Here is the line of the empty river. He draws it with care. He turns the paper round and starts it from above, as if he is walking down it, remembering how it turned to the right, opening across even ground and then to the left, butting up against the start the krantz, just beyond the place where he and Grace had found the inala cow standing in the shade at the edge of the bush.

-I am the stones of the forest. -I am the gaps between the branches of the trees silhouetted against the sky. -I am abundance.

Here is the krantz. He draws two lines, almost parallel, but then converging. He shades the place between them at their greatest distance from each other where the rockface is higher. Here is the witgat tree, bark white as bone, leaves small and dark, shrunk from lack of water, growing on a river bank where no water ever flows.

The sun had been hot. It was an unrelenting noon.

He had stood and looked about him, but Wilton Mayekiso had walked on, quite deft, just the slightest gesture of his hand, directing him.

Godfrey had followed – a place of lizard-bush, dry and scaly, without depth or shade.
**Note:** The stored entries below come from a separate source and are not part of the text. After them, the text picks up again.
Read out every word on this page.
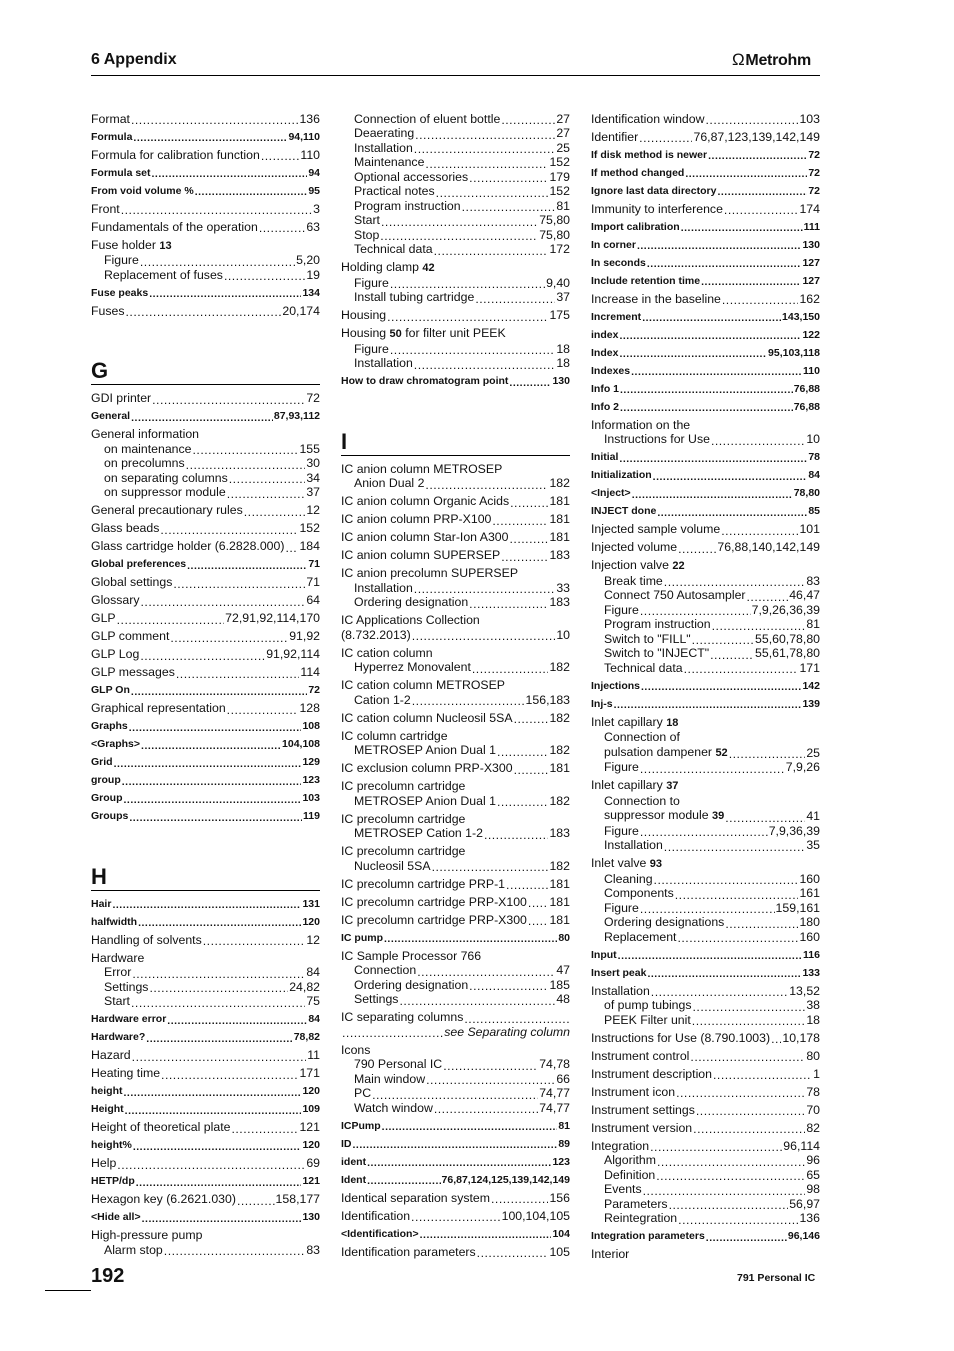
6 Appendix	ΩMetrohm
Format .....	136
Formula .....	94,110
Formula for calibration function .....	110
Formula set .....	94
From void volume % .....	95
Front .....	3
Fundamentals of the operation .....	63
Fuse holder 13
Figure .....	5,20
Replacement of fuses .....	19
Fuse peaks .....	134
Fuses .....	20,174
G
GDI printer .....	72
General .....	87,93,112
General information
on maintenance .....	155
on precolumns .....	30
on separating columns .....	34
on suppressor module .....	37
General precautionary rules .....	12
Glass beads .....	152
Glass cartridge holder (6.2828.000) ..... 184
Global preferences .....	71
Global settings .....	71
Glossary .....	64
GLP .....	72,91,92,114,170
GLP comment .....	91,92
GLP Log .....	91,92,114
GLP messages .....	114
GLP On .....	72
Graphical representation .....	128
Graphs .....	108
<Graphs> .....	104,108
Grid .....	129
group .....	123
Group .....	103
Groups .....	119
H
Hair .....	131
halfwidth .....	120
Handling of solvents .....	12
Hardware
Error .....	84
Settings .....	24,82
Start .....	75
Hardware error .....	84
Hardware? .....	78,82
Hazard .....	11
Heating time .....	171
height .....	120
Height .....	109
Height of theoretical plate .....	121
height% .....	120
Help .....	69
HETP/dp .....	121
Hexagon key (6.2621.030) .....	158,177
<Hide all> .....	130
High-pressure pump
Alarm stop .....	83
Connection of eluent bottle .....	27
Deaerating .....	27
Installation .....	25
Maintenance .....	152
Optional accessories .....	179
Practical notes .....	152
Program instruction .....	81
Start .....	75,80
Stop .....	75,80
Technical data .....	172
Holding clamp 42
Figure .....	9,40
Install tubing cartridge .....	37
Housing .....	175
Housing 50 for filter unit PEEK
Figure .....	18
Installation .....	18
How to draw chromatogram point .....	130
I
IC anion column METROSEP
Anion Dual 2 .....	182
IC anion column Organic Acids .....	181
IC anion column PRP-X100 .....	181
IC anion column Star-Ion A300 .....	181
IC anion column SUPERSEP .....	183
IC anion precolumn SUPERSEP
Installation .....	33
Ordering designation .....	183
IC Applications Collection
(8.732.2013) .....	10
IC cation column
Hyperrez Monovalent .....	182
IC cation column METROSEP
Cation 1-2 .....	156,183
IC cation column Nucleosil 5SA .....	182
IC column cartridge
METROSEP Anion Dual 1 .....	182
IC exclusion column PRP-X300 .....	181
IC precolumn cartridge
METROSEP Anion Dual 1 .....	182
IC precolumn cartridge
METROSEP Cation 1-2 .....	183
IC precolumn cartridge
Nucleosil 5SA .....	182
IC precolumn cartridge PRP-1 .....	181
IC precolumn cartridge PRP-X100 ..... 181
IC precolumn cartridge PRP-X300 ..... 181
IC pump .....	80
IC Sample Processor 766
Connection .....	47
Ordering designation .....	185
Settings .....	48
IC separating columns
.....
.....
see Separating column
Icons
790 Personal IC .....	74,78
Main window .....	66
PC .....	74,77
Watch window .....	74,77
ICPump .....	81
ID .....	89
ident .....	123
Ident .....	76,87,124,125,139,142,149
Identical separation system .....	156
Identification .....	100,104,105
<Identification> .....	104
Identification parameters .....	105
Identification window .....	103
Identifier .....	76,87,123,139,142,149
If disk method is newer .....	72
If method changed .....	72
Ignore last data directory .....	72
Immunity to interference .....	174
Import calibration .....	111
In corner .....	130
In seconds .....	127
Include retention time .....	127
Increase in the baseline .....	162
Increment .....	143,150
index .....	122
Index .....	95,103,118
Indexes .....	110
Info 1 .....	76,88
Info 2 .....	76,88
Information on the
Instructions for Use .....	10
Initial .....	78
Initialization .....	84
<Inject> .....	78,80
INJECT done .....	85
Injected sample volume .....	101
Injected volume .....	76,88,140,142,149
Injection valve 22
Break time .....	83
Connect 750 Autosampler .....	46,47
Figure .....	7,9,26,36,39
Program instruction .....	81
Switch to "FILL" .....	55,60,78,80
Switch to "INJECT" .....	55,61,78,80
Technical data .....	171
Injections .....	142
Inj-s .....	139
Inlet capillary 18
Connection of
pulsation dampener 52 .....	25
Figure .....	7,9,26
Inlet capillary 37
Connection to
suppressor module 39 .....	41
Figure .....	7,9,36,39
Installation .....	35
Inlet valve 93
Cleaning .....	160
Components .....	161
Figure .....	159,161
Ordering designations .....	180
Replacement .....	160
Input .....	116
Insert peak .....	133
Installation .....	13,52
of pump tubings .....	38
PEEK Filter unit .....	18
Instructions for Use (8.790.1003) ..... 10,178
Instrument control .....	80
Instrument description .....	1
Instrument icon .....	78
Instrument settings .....	70
Instrument version .....	82
Integration .....	96,114
Algorithm .....	96
Definition .....	65
Events .....	98
Parameters .....	56,97
Reintegration .....	136
Integration parameters .....	96,146
Interior
192	791 Personal IC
There is no moisture here.

Wilton had stopped, inclined his head, slowly in silence, as if a sudden movement might startle something into flight.

Godfrey had come forward, intent.

And there – on an angle of the rockface, very slightly sheltered from the sun, no more than four or five inches tall, the image of a cow.

Faint. Delicate. Fragile. Her head turned back. Beckoning. An inala cow. – Abundance: in white and ochre-red. She had stood there a century or more. Not triumphant. But deliberate. Godfrey had stepped up to the rockface and gazed at her, the slight toss of her head, the poise of her hooves, the shimmer of her. She reminds me of you. Had he said that, once, to Grace? Oh, yes. He had said that.

Bibliography

1979. The Mantis and the Moon. Johannesburg: Ravan Press.
1979. Nqalu, the Mouse with no Whiskers. Cape Town: Tafelberg.
1981. Once at Kwabufesi. Johannesburg: Ravan Press.
1982. Shadow of the Wild Hare. Cape Town: David Philip Publishers.
1982. Marcus and the Go-Kart. Cape Town: Tafelberg.
1982. The Bush Strike. Johannesburg: Ravan Press.
1983. The Wood-ash Stars. Cape Town: David Philip Publishers.
1984. Marcus and the Boxing Gloves. Cape Town: Tafelberg Publishers.
1987. Train to Doringbult. New York: Bodley Head Publishers.
1993. Shades. Johannesburg: Penguin Books.
1999. Iron Love. Johannesburg: Penguin Books.
2003. Recessional for Grace. New York: Viking Press.
2003. The Abundant Herds. Cape Town: Fernwood Press.
2008. The Boy in You : A Biography of St. Andrew’s College, 1855-2005
2012. Taken Captive by Birds. Johannesburg: Penguin Books.
2014. The Keeper. Johannesburg: Penguin Books.